Comment les trois portages ont façonné la capitale


White Mud Portage par Paul Kane 1846

Les autoroutes du passé

Dans un moment de nostalgie des temps meilleurs (avant Trump), je me suis souvenu d'un moment de la très populaire émission anglaise, The West Wing : La réponse stupéfiante de l'attaché de presse si intelligente, C.J. Cregg (où es-tu CJ!?), lorsqu'un philanthrope milliardaire lui a offert un emploi. Il a 10 milliards de dollars à dépenser et lui demande de « trouver un seul problème auquel je puisse m'attaquer. Quelque chose qui pourrait en fait avoir une sorte d'effet substantiel ». Il commence alors à mentionner plusieurs causes populaires en Afrique, et elle lui coupe la parole en répondant : « Les autoroutes. » « Ce n'est pas sexy. Personne ne collectera jamais de fonds pour ça. Mais neuf projets d'aide africains sur dix échouent parce que les médicaments ou le personnel ne peuvent pas parvenir aux personnes dans le besoin. » Sa réponse, simple mais manifeste, m'est restée.
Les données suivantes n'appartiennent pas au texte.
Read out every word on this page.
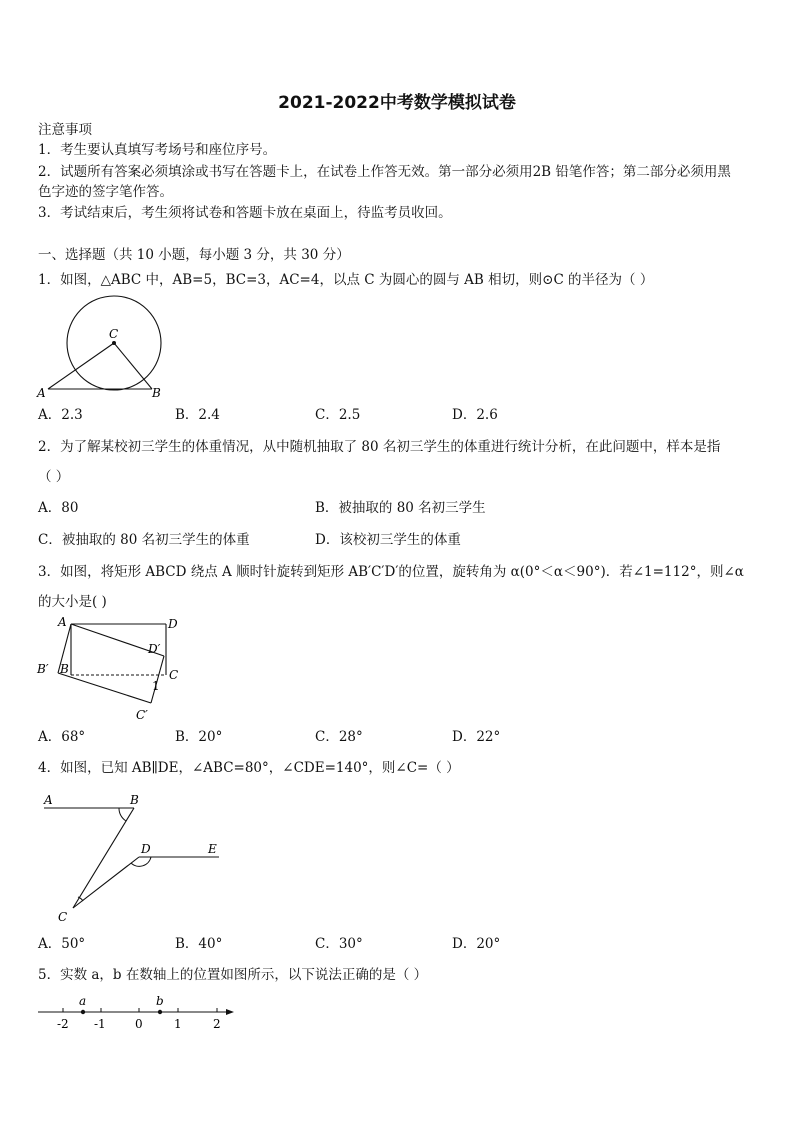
2021-2022中考数学模拟试卷
注意事项
1．考生要认真填写考场号和座位序号。
2．试题所有答案必须填涂或书写在答题卡上，在试卷上作答无效。第一部分必须用2B 铅笔作答；第二部分必须用黑
色字迹的签字笔作答。
3．考试结束后，考生须将试卷和答题卡放在桌面上，待监考员收回。
一、选择题（共 10 小题，每小题 3 分，共 30 分）
1．如图，△ABC 中，AB=5，BC=3，AC=4，以点 C 为圆心的圆与 AB 相切，则⊙C 的半径为（ ）
C
A	B
A．2.3	B．2.4	C．2.5	D．2.6
2．为了解某校初三学生的体重情况，从中随机抽取了 80 名初三学生的体重进行统计分析，在此问题中，样本是指
（ ）
A．80	B．被抽取的 80 名初三学生
C．被抽取的 80 名初三学生的体重	D．该校初三学生的体重
3．如图，将矩形 ABCD 绕点 A 顺时针旋转到矩形 AB′C′D′的位置，旋转角为 α(0°＜α＜90°)．若∠1=112°，则∠α
的大小是( )
A	D
D′
B′ B	C
1
C′
A．68°	B．20°	C．28°	D．22°
4．如图，已知 AB∥DE，∠ABC=80°，∠CDE=140°，则∠C=（ ）
A	B
D	E
C
A．50°	B．40°	C．30°	D．20°
5．实数 a，b 在数轴上的位置如图所示，以下说法正确的是（ ）
a	b
-2 -1 0	1	2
Pendant des siècles avant que le « progrès » moderne n'arrive dans la capitale nationale, la Grande Rivière que nous appelons la rivière des Outaouais, était elle-même, l'autoroute du pays ; la voie d'accès à l'intérieur et au nord-ouest. Les peuples autochtones vivant sur ses rives montaient et descendaient la rivière pour faire du commerce entre eux et, plus tard, avec les nouveaux venus de l'autre côté de l'océan.

Cependant, en remontant la rivière, la progression en canoë était interrompue par tous les rapides et les chutes rencontrés, obligeant le voyageur à faire du portage en canoë et à transporter ses biens au-delà des eaux tumultueuses. Tant qu'il n'y avait pas d'établissements permanents sur le fleuve, la situation restait la même pendant des siècles.

Les trois portages

Détail des trois portages, identifiés pour la première fois sur la carte de 1802 de T. Davis (Carte complète en bas du billet de blogue [1])

En pagayant vers ce qui serait un jour la capitale nationale, on pouvait entendre le rugissement du grand Akikojiwan - la chaudière bouillante - à plusieurs kilomètres de distance. Pour ceux qui y étaient déjà allés, ce bruit signifiait que le lendemain serait long pour les voyageurs fatigués, car ils auront à négocier les trois portages, ainsi nommés par les premiers explorateurs et voyageurs européens.

Mais les chutes de la Chaudière seront le premier lieu de ces trois portages, tous décourageants tant par leur longueur que par leur terrain accidenté, et le pire, c'est leur proximité ; chacun d'eux est suivi presque immédiatement du suivant.

S'ils n'étaient pas terriblement pressés, les voyageurs remontant la rivière campaient avant le premier portage et campaient de nouveau après le troisième, à la fin d'une journée épuisante. C'est ce que devait affronter quiconque voulait passer la Chaudière.

Imaginez une piste cyclable où vous avez roulé toute la journée en montée, vous vous arrêtez pour porter votre sac à dos de 30 kg, puis vous portez votre vélo sur votre dos à travers la forêt et puis, imaginez devoir répéter cela trois fois. C'est le fun, non ?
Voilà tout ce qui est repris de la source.